Este blog trata basicamente de ideias, se possível inteligentes, para pessoas inteligentes. Ele também se ocupa de ideias aplicadas à política, em especial à política econômica. Ele constitui uma tentativa de manter um pensamento crítico e independente sobre livros, sobre questões culturais em geral, focando numa discussão bem informada sobre temas de relações internacionais e de política externa do Brasil. Para meus livros e ensaios ver o website: www.pralmeida.org. Para a maior parte de meus textos, ver minha página na plataforma Academia.edu, link: https://itamaraty.academia.edu/PauloRobertodeAlmeida;
Meu Twitter: https://twitter.com/PauloAlmeida53
segunda-feira, 4 de agosto de 2008
913) Uma homenagem a um lutador contra o totalitarismo: Alexander Solzhenitsyn
The Man Who Kept On Writing
Alexander Solzhenitsyn lived as if there were such a thing as human dignity.
By Christopher Hitchens
Posted Monday, Aug. 4, 2008
Every now and then it happens. The state or the system encounters an individual who, bafflingly, maddeningly, absurdly, cannot be broken. Should they manage to survive, such heroes have a good chance of outliving the state or the system that so grossly underestimated them. Examples are rather precious and relatively few, and they include Nelson Mandela refusing an offer to be released from jail (unless and until all other political detainees were also freed) and Alexander Solzhenitsyn having to be deported from his country of birth against his will, even though he had become—and had been before—a prisoner there.
Two words will always be indissolubly connected to the name of Alexander Isayevich: the acronym GULAG (for the initials of the Stalinist system of penitentiary camps that dotted the Soviet landscape like a pattern of hellish islands) and the terse, harsh word Zek, to describe the starved and overworked inhabitants of this archipelago of the new serfdom. In an especially vivid chapter of his anatomy of that ghastly system, Solzhenitsyn parodied Marxist-Leninist theories of self-determination to argue that the Zeks were indeed a nation unto themselves. In his electrifying first book, One Day in the Life of Ivan Denisovich, he did in a way delineate the borders and customs of an undiscovered country with a doomed and unknown citizenry. He became an anthropologist of the totalitarian in a way not understood since David Rousset's L'Univers Concentrationnaire.
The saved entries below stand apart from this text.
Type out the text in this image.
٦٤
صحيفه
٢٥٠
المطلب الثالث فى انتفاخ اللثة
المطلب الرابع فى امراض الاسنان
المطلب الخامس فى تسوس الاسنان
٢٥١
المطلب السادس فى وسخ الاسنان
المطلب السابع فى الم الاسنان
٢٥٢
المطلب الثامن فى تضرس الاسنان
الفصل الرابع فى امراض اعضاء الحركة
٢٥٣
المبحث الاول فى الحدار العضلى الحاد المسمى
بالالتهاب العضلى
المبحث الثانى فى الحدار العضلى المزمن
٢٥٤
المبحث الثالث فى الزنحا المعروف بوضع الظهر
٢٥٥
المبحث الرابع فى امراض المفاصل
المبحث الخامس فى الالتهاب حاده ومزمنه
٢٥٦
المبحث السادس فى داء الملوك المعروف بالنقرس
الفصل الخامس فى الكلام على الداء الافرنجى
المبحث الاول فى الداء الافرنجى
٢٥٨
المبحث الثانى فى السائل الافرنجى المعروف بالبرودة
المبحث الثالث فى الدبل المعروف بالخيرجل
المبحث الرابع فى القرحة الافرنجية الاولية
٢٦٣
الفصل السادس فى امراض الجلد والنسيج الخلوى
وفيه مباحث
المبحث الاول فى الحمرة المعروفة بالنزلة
If you are interested in historical irony, you might care to notice that any one chapter of Ivan Denisovich, published in Novy Mir during the Khrushchev de-Stalinization, easily surpassed in its impact any number of books and tracts that had taken "Socialist Realism" as their watchword. The whole point about "realism"—real realism—is that it needs no identifying prefix. Solzhenitsyn's work demonstrates this for all time.
To have fought his way into Hitler's East Prussia as a proud Red Army soldier in the harshest war on record, to have been arrested and incarcerated for a chance indiscretion, to have served a full sentence of servitude and been released on the very day that Stalin died, and then to have developed cancer and known the whole rigor and misery of a Soviet-era isolation hospital—what could you fear after that? The bullying of Leonid Brezhnev's KGB and the hate campaigns of the hack-ridden Soviet press must have seemed like contemptible fleabites by comparison. But it seems that Solzhenitsyn did have a worry or a dread, not that he himself would be harmed but that none of his work would ever see print. Nonetheless—and this is the point to which I call your attention—he kept on writing. The Communist Party's goons could have torn it up or confiscated or burned it—as they did sometimes—but he continued putting it down on paper and keeping a bottom drawer filled for posterity. This is a kind of fortitude for which we do not have any facile name. The simplest way of phrasing it is to say that Solzhenitsyn lived "as if." Barely deigning to notice the sniggering, pick-nose bullies who followed him and harassed him, he carried on "as if" he were a free citizen, "as if" he had the right to study his own country's history, "as if" there were such a thing as human dignity.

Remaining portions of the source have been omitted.